Constituent Assembly, postponed

The past month has seen a charade played by the political parties in Kathmandu, including the Communist Party of Nepal (Maoist), newly inducted into the government and interim parliament. Everyone knows that the promised elections to the Constituent Assembly cannot be held in June as planned. And yet everyone is comfortable living the lie that they will be held as scheduled. In fact, all sides vociferously hold forth on the necessity of this, all the while hoping desperately that someone else will make the inevitable announcement. A political calamity is predicted upon the failure to hold the polls in June, and no one wants to be seen to have contributed to this through the act of questioning the dates.

An election to a Constituent Assembly (CA), which would restructure state-society relations, was exactly what the Maoists needed to extract from the parliamentary political parties before they could justify giving up their decade-long 'people's war'. For their part, the parties could not agree to a Constituent Assembly until the Maoists convinced them of their intention to lay down the gun. Agreement was reached on these matters in the so-called 'Twelve-Point Agreement', signed between the two sides after half-secret talks in New Delhi in November 2005. That agreement paved the way for the People's Movement of April 2006, and since then the torturous series of negotiations that saw the adoption of a Comprehensive Peace Agreement, the arrival of United Nations monitors, and the induction of the Maoists into the interim parliament and government. All of these are seen as way-stations on the road to the Constituent Assembly.

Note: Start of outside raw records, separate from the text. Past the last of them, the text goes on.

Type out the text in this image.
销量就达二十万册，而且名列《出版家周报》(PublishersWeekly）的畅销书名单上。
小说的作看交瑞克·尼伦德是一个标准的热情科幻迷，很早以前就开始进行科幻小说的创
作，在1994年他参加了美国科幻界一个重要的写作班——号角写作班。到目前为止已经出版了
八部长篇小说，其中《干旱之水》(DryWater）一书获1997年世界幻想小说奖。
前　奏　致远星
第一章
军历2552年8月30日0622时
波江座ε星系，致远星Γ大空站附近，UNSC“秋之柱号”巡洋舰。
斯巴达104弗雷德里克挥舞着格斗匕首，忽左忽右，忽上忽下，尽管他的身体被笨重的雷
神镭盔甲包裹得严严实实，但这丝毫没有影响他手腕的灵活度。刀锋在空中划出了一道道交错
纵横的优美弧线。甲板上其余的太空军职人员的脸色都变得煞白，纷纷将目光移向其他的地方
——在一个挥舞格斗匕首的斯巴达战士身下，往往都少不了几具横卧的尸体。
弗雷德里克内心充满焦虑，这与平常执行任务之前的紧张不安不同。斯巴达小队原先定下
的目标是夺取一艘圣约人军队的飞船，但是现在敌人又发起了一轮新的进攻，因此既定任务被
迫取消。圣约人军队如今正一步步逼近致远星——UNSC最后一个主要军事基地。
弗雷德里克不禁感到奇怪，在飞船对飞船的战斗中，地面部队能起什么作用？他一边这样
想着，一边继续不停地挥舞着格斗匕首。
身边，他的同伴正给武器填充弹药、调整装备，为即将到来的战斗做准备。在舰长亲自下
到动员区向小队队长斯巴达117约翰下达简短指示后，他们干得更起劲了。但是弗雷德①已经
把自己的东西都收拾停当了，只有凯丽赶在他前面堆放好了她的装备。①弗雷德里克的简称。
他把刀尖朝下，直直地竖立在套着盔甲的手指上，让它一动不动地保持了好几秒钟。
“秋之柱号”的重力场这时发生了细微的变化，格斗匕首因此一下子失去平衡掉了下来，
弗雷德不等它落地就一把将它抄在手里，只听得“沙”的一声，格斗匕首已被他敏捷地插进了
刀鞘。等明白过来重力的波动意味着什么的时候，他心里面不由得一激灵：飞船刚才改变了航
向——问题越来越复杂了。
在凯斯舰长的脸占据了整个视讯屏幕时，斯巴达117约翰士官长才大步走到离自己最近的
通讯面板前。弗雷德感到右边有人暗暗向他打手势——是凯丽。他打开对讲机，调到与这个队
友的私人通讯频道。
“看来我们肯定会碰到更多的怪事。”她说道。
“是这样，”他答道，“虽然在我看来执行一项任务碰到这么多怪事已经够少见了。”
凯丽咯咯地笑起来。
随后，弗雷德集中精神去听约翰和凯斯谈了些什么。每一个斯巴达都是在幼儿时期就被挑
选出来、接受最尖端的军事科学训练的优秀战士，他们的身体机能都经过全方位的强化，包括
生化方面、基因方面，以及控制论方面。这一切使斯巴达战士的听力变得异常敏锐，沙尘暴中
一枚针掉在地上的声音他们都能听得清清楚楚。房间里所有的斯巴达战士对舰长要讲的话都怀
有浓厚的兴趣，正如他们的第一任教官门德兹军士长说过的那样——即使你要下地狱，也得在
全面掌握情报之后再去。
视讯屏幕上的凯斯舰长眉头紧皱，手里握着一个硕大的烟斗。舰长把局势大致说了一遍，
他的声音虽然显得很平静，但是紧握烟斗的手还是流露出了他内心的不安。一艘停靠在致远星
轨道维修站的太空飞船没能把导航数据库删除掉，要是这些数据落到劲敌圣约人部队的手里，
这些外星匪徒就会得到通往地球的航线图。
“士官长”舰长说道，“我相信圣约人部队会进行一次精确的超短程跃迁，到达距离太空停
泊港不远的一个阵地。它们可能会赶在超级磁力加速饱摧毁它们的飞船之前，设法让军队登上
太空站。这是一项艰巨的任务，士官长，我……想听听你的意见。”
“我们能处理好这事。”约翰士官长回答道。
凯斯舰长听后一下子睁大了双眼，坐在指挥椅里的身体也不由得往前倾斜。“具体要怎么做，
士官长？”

Today, the demand for a Constituent Assembly is much more than a means to bring the Maoists in from the jungle. In a country of minorities, all oppressed communities – by ethnicity, language, faith, region and even altitude – have internalised the fact that the state needs to be restructured through the Constituent Assembly. The CA is seen as a means to correct historical neglect and injustice, to overturn the control exercised by Kathmandu Valley by pushing through a federal structure, and – something the political class seems to greatly favour – getting rid of monarchy in all forms and configurations.

In the second week of April, it was left to the Election Commission to ask for 110 days to organise the polls after election laws were enacted, and the commissioners did everything but say out loud that elections were impossible in June. Crucial pieces of electoral legislation were still pending with the government and parliament, the logistics were not in place, and a state of fear and intimidation still prevailed in large parts of a country coming out of a decade-long internal conflict. The United Nations representative in Kathmandu let it be known that June elections were neither politically nor technically feasible.